Let's compare beam search with a greedy decoding strategy by manually looping over our test dataset:

In [None]:
bs_rewards = []
for batch in model.test_dataloader():
    td = env.reset(batch)
    with torch.no_grad():
        # in a manual loop we can dynamically specify the decode type
        out = model(td, decode_type="beam_search", beam_width=10)
    bs_rewards.append(out["reward"])
print("Average reward is %s" % torch.cat(bs_rewards).mean())

In [None]:
bs_rewards = []
for batch in model.test_dataloader():
    td = env.reset(batch)
    with torch.no_grad():
        out = model(td, decode_type="greedy")
    bs_rewards.append(out["reward"])
print("Average reward is %s" % torch.cat(bs_rewards).mean())

In [None]:
bs_rewards = []
for batch in model.test_dataloader():
    td = env.reset(batch)
    bs = batch.batch_size[0]
    with torch.no_grad():
        out = model(td, decode_type="multistart_greedy", num_starts=10, return_actions=True)
        rewards = torch.stack(out["reward"].split(bs), 1).max(1).values
    bs_rewards.append(rewards)
print("Average reward is %s" % torch.cat(bs_rewards).mean())

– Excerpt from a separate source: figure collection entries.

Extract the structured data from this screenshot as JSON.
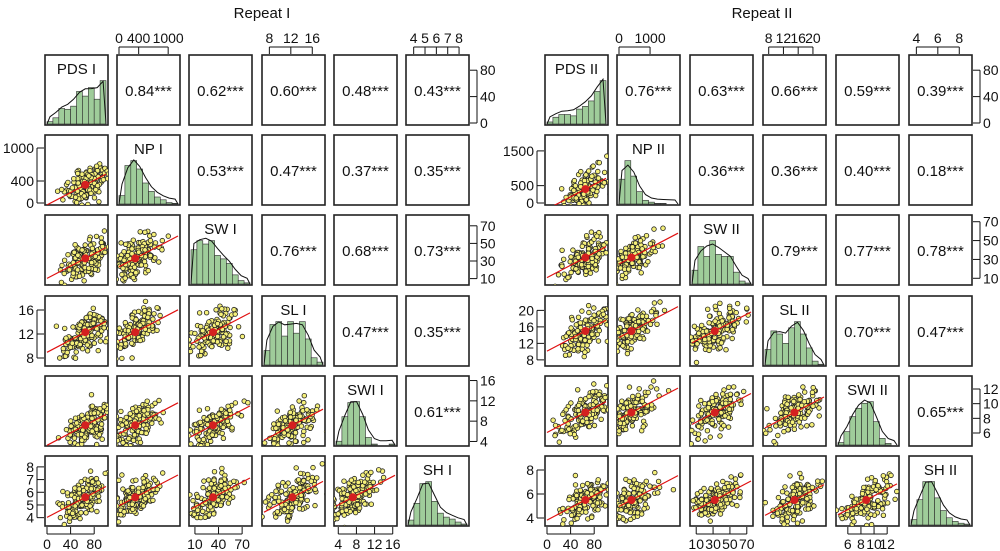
{
  "chart_data": [
    {
      "type": "scatter",
      "subtype": "pairs-matrix",
      "title": "Repeat I",
      "variables": [
        "PDS I",
        "NP I",
        "SW I",
        "SL I",
        "SWI I",
        "SH I"
      ],
      "correlations": [
        {
          "row": 0,
          "col": 1,
          "label": "0.84***"
        },
        {
          "row": 0,
          "col": 2,
          "label": "0.62***"
        },
        {
          "row": 0,
          "col": 3,
          "label": "0.60***"
        },
        {
          "row": 0,
          "col": 4,
          "label": "0.48***"
        },
        {
          "row": 0,
          "col": 5,
          "label": "0.43***"
        },
        {
          "row": 1,
          "col": 2,
          "label": "0.53***"
        },
        {
          "row": 1,
          "col": 3,
          "label": "0.47***"
        },
        {
          "row": 1,
          "col": 4,
          "label": "0.37***"
        },
        {
          "row": 1,
          "col": 5,
          "label": "0.35***"
        },
        {
          "row": 2,
          "col": 3,
          "label": "0.76***"
        },
        {
          "row": 2,
          "col": 4,
          "label": "0.68***"
        },
        {
          "row": 2,
          "col": 5,
          "label": "0.73***"
        },
        {
          "row": 3,
          "col": 4,
          "label": "0.47***"
        },
        {
          "row": 3,
          "col": 5,
          "label": "0.35***"
        },
        {
          "row": 4,
          "col": 5,
          "label": "0.61***"
        }
      ],
      "ranges": [
        [
          0,
          100
        ],
        [
          0,
          1200
        ],
        [
          5,
          80
        ],
        [
          7,
          18
        ],
        [
          3.5,
          16.5
        ],
        [
          3.5,
          8.7
        ]
      ],
      "means": [
        65,
        330,
        33,
        12.3,
        7.2,
        5.6
      ],
      "histograms": [
        [
          3,
          8,
          20,
          19,
          23,
          42,
          36,
          47,
          32,
          56
        ],
        [
          12,
          55,
          62,
          50,
          30,
          18,
          10,
          6,
          2,
          1
        ],
        [
          30,
          38,
          35,
          38,
          25,
          22,
          18,
          8,
          3,
          1
        ],
        [
          10,
          28,
          30,
          20,
          30,
          22,
          30,
          18,
          5,
          2
        ],
        [
          4,
          30,
          45,
          46,
          30,
          8,
          1,
          0,
          0,
          1
        ],
        [
          5,
          22,
          42,
          44,
          24,
          12,
          8,
          6,
          3,
          1
        ]
      ],
      "top_axes": [
        {
          "col": 1,
          "ticks": [
            "0",
            "400",
            "1000"
          ],
          "values": [
            0,
            400,
            1000
          ]
        },
        {
          "col": 3,
          "ticks": [
            "8",
            "12",
            "16"
          ],
          "values": [
            8,
            12,
            16
          ]
        },
        {
          "col": 5,
          "ticks": [
            "4",
            "5",
            "6",
            "7",
            "8"
          ],
          "values": [
            4,
            5,
            6,
            7,
            8
          ]
        }
      ],
      "bottom_axes": [
        {
          "col": 0,
          "ticks": [
            "0",
            "40",
            "80"
          ],
          "values": [
            0,
            40,
            80
          ]
        },
        {
          "col": 2,
          "ticks": [
            "10",
            "40",
            "70"
          ],
          "values": [
            10,
            40,
            70
          ]
        },
        {
          "col": 4,
          "ticks": [
            "4",
            "8",
            "12",
            "16"
          ],
          "values": [
            4,
            8,
            12,
            16
          ]
        }
      ],
      "left_axes": [
        {
          "row": 1,
          "ticks": [
            "0",
            "400",
            "1000"
          ],
          "values": [
            0,
            400,
            1000
          ]
        },
        {
          "row": 3,
          "ticks": [
            "8",
            "12",
            "16"
          ],
          "values": [
            8,
            12,
            16
          ]
        },
        {
          "row": 5,
          "ticks": [
            "4",
            "5",
            "6",
            "7",
            "8"
          ],
          "values": [
            4,
            5,
            6,
            7,
            8
          ]
        }
      ],
      "right_axes": [
        {
          "row": 0,
          "ticks": [
            "0",
            "40",
            "80"
          ],
          "values": [
            0,
            40,
            80
          ],
          "range": [
            0,
            100
          ]
        },
        {
          "row": 2,
          "ticks": [
            "10",
            "30",
            "50",
            "70"
          ],
          "values": [
            10,
            30,
            50,
            70
          ]
        },
        {
          "row": 4,
          "ticks": [
            "4",
            "8",
            "12",
            "16"
          ],
          "values": [
            4,
            8,
            12,
            16
          ]
        }
      ]
    },
    {
      "type": "scatter",
      "subtype": "pairs-matrix",
      "title": "Repeat II",
      "variables": [
        "PDS II",
        "NP II",
        "SW II",
        "SL II",
        "SWI II",
        "SH II"
      ],
      "correlations": [
        {
          "row": 0,
          "col": 1,
          "label": "0.76***"
        },
        {
          "row": 0,
          "col": 2,
          "label": "0.63***"
        },
        {
          "row": 0,
          "col": 3,
          "label": "0.66***"
        },
        {
          "row": 0,
          "col": 4,
          "label": "0.59***"
        },
        {
          "row": 0,
          "col": 5,
          "label": "0.39***"
        },
        {
          "row": 1,
          "col": 2,
          "label": "0.36***"
        },
        {
          "row": 1,
          "col": 3,
          "label": "0.36***"
        },
        {
          "row": 1,
          "col": 4,
          "label": "0.40***"
        },
        {
          "row": 1,
          "col": 5,
          "label": "0.18***"
        },
        {
          "row": 2,
          "col": 3,
          "label": "0.79***"
        },
        {
          "row": 2,
          "col": 4,
          "label": "0.77***"
        },
        {
          "row": 2,
          "col": 5,
          "label": "0.78***"
        },
        {
          "row": 3,
          "col": 4,
          "label": "0.70***"
        },
        {
          "row": 3,
          "col": 5,
          "label": "0.47***"
        },
        {
          "row": 4,
          "col": 5,
          "label": "0.65***"
        }
      ],
      "ranges": [
        [
          0,
          100
        ],
        [
          0,
          1900
        ],
        [
          5,
          75
        ],
        [
          7,
          23
        ],
        [
          4.5,
          13.5
        ],
        [
          3.5,
          9
        ]
      ],
      "means": [
        65,
        400,
        32,
        15,
        8.8,
        5.5
      ],
      "histograms": [
        [
          3,
          10,
          14,
          14,
          12,
          22,
          26,
          34,
          48,
          64
        ],
        [
          40,
          70,
          45,
          20,
          6,
          3,
          1,
          1,
          0,
          0
        ],
        [
          14,
          38,
          28,
          44,
          30,
          28,
          28,
          12,
          3,
          1
        ],
        [
          20,
          44,
          40,
          28,
          48,
          56,
          40,
          22,
          5,
          1
        ],
        [
          3,
          16,
          34,
          44,
          50,
          52,
          28,
          8,
          2,
          0
        ],
        [
          6,
          28,
          48,
          48,
          30,
          16,
          8,
          4,
          2,
          1
        ]
      ],
      "top_axes": [
        {
          "col": 1,
          "ticks": [
            "0",
            "1000"
          ],
          "values": [
            0,
            1000
          ]
        },
        {
          "col": 3,
          "ticks": [
            "8",
            "12",
            "16",
            "20"
          ],
          "values": [
            8,
            12,
            16,
            20
          ]
        },
        {
          "col": 5,
          "ticks": [
            "4",
            "6",
            "8"
          ],
          "values": [
            4,
            6,
            8
          ]
        }
      ],
      "bottom_axes": [
        {
          "col": 0,
          "ticks": [
            "0",
            "40",
            "80"
          ],
          "values": [
            0,
            40,
            80
          ]
        },
        {
          "col": 2,
          "ticks": [
            "10",
            "30",
            "50",
            "70"
          ],
          "values": [
            10,
            30,
            50,
            70
          ]
        },
        {
          "col": 4,
          "ticks": [
            "6",
            "8",
            "10",
            "12"
          ],
          "values": [
            6,
            8,
            10,
            12
          ]
        }
      ],
      "left_axes": [
        {
          "row": 1,
          "ticks": [
            "0",
            "500",
            "1500"
          ],
          "values": [
            0,
            500,
            1500
          ]
        },
        {
          "row": 3,
          "ticks": [
            "8",
            "12",
            "16",
            "20"
          ],
          "values": [
            8,
            12,
            16,
            20
          ]
        },
        {
          "row": 5,
          "ticks": [
            "4",
            "6",
            "8"
          ],
          "values": [
            4,
            6,
            8
          ]
        }
      ],
      "right_axes": [
        {
          "row": 0,
          "ticks": [
            "0",
            "40",
            "80"
          ],
          "values": [
            0,
            40,
            80
          ],
          "range": [
            0,
            100
          ]
        },
        {
          "row": 2,
          "ticks": [
            "10",
            "30",
            "50",
            "70"
          ],
          "values": [
            10,
            30,
            50,
            70
          ]
        },
        {
          "row": 4,
          "ticks": [
            "6",
            "8",
            "10",
            "12"
          ],
          "values": [
            6,
            8,
            10,
            12
          ]
        }
      ]
    }
  ],
  "colors": {
    "points": "#f5f07a",
    "fit_line": "#e01010",
    "mean_point": "#d42020",
    "histogram": "#9fcc9a"
  }
}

We can see that beam search finds a better solution than the greedy decoder

### Digging deeper into beam search solutions

We can also analyze the different solutions obtained via beam search when passing "select_best=False" to the forward pass of the policy. The solutions in this case are sorted per instance-wise, that is:

- instance1_solution1
- instance2_solution1
- instance3_solution1
- instance1_solution2
- instance2_solution2
- instance3_solution2

In [None]:
td = env.reset(batch)

In [None]:
bs = batch.batch_size[0]

In [None]:
out = model(td, decode_type="beam_search", beam_width=5, select_best=False, return_actions=True)

In [None]:
# we split the sequence ofter every "batch_size" instances, then stack the different solutions obtained for each minibatch instance by the beam search together.
actions_stacked = torch.stack(out["actions"].split(bs), 1)
rewards_stacked = torch.stack(out["reward"].split(bs), 1)

In [None]:
import matplotlib.pyplot as plt
batch_instance = 0
for i, actions in enumerate(actions_stacked[batch_instance].cpu()):
    reward = rewards_stacked[batch_instance, i]
    _, ax = plt.subplots()
    
    env.render(td[0], actions, ax=ax)
    ax.set_title("Reward: %s" % reward.item())